The matrices for 3 target structures (to synthesize) and a database of 7165 query structures (to combine to build the target)
are compressed in `data.npz`

Within python, it can be read like:

data = np.load("data.npz", allow_pickle=True)

where `data.files` will return the names of the numpy arrays (should be `target_labels, target_CMs, target_ncharges, database_labels, database_CMs, database_ncharges`)
where CMs are the matrices (of target and database respectively) and the corresponding arrays can be accessed like:

data["target_labels"]

For more details see the documentation: https://het.as.utexas.edu/HET/Software/Numpy/reference/generated/numpy.savez.html

### Connectivity / functional group information

Adjacency matrices and functional group information derived from the connectivity are compressed in `connectivity_data.npz`.

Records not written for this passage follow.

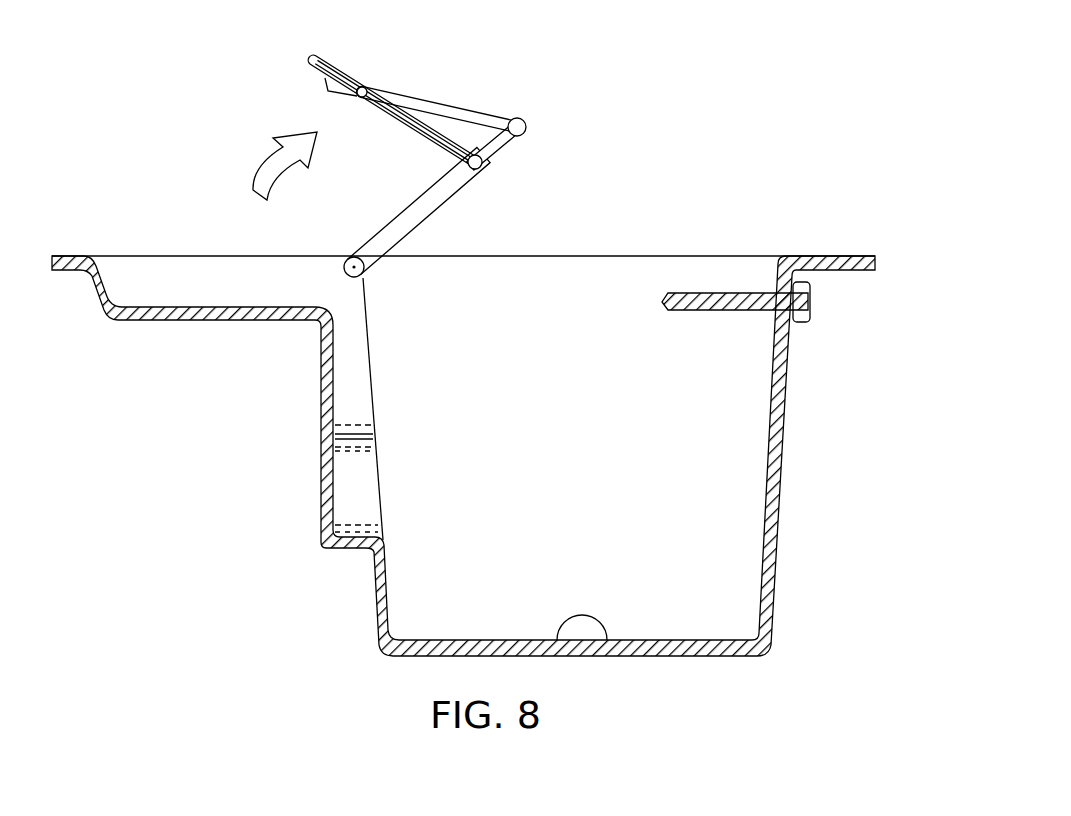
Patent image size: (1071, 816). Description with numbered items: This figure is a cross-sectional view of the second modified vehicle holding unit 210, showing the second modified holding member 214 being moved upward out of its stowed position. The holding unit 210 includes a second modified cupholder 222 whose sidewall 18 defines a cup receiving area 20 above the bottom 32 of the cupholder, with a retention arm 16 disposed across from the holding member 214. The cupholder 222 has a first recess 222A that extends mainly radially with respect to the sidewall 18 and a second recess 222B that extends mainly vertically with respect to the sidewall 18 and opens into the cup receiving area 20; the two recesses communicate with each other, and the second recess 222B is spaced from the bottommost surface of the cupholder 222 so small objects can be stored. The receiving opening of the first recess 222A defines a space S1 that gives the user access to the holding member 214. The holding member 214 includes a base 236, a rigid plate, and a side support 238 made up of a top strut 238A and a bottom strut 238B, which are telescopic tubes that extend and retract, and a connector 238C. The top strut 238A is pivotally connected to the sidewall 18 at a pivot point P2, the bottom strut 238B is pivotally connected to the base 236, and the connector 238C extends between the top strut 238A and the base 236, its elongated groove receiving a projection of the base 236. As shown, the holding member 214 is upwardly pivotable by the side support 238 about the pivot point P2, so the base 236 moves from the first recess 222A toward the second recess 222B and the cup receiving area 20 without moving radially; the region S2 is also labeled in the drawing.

The retention arm 16 is at (748, 292).
The sidewall 18 is at (374, 403).
The cup receiving area 20 is at (605, 322).
The bottom 32 is at (607, 640).
The vehicle holding unit 210 is at (734, 133).
The holding member 214 is at (452, 81).
The cupholder 222 is at (684, 204).
The first recess 222A is at (163, 297).
The second recess 222B is at (349, 489).
The base 236 is at (410, 96).
The side support 238 is at (512, 192).
The top strut 238A is at (440, 212).
The bottom strut 238B is at (504, 149).
The connector 238C is at (318, 72).
The space S1 is at (115, 233).
The interior space S2 is at (649, 589).
The pivot point P2 is at (348, 278).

Within python, it can be read like:

connectivity_data = np.load("connectivity_data.npz")

the corresponding keys are `fg_counts_targets` for the functional group counts of each of the 3 target molecules,`fg_counts_frags` for the functional group counts of
each of the fragment molecules, `frag_adj_matrices` for the adjacency matrices of the fragments and `target_adj_matrices` for the adjacency matrices of the target molecules.
The order is the same as those in `data` containing the structures.

### Optimal databases

Dedicated databases of small molecules are saved for each target, all compressed in the file `amons_data.npz`.

data = np.load("amons_data.npz")

contains the same information as in the original `data`, but now specific to each target.
Target 0 (qm9) has the data:

qm9_amons_labels qm9_amons_ncharges qm9_amons_CMs

where the CMs are the representation matrices.

Similarly, target 1 (vitc) has the same data with the prefix `vitc_`. Same for vitd. These databases are much smaller, making the search faster.

#### Optimal databases and vector data

Rather than using symmetric matrices to represent our molecules where each row/column index represents an atom index, we can directly use a vector of the same length for each atom index. In other words, we have an asymmetric matrix of dimensions N_atoms x V_dim where V_dim is the length of the vector. We can access the representation for each atom as the appropriate index of the asymmetric matrix. V_dim will vary based on the atoms present in the target system, but will be consistent between the target and database candidates.

These representations (named SLATM, though there are others we could try) are provided in `.npz` files `target_vector_data.npz` and `amons_vector_data.npz`.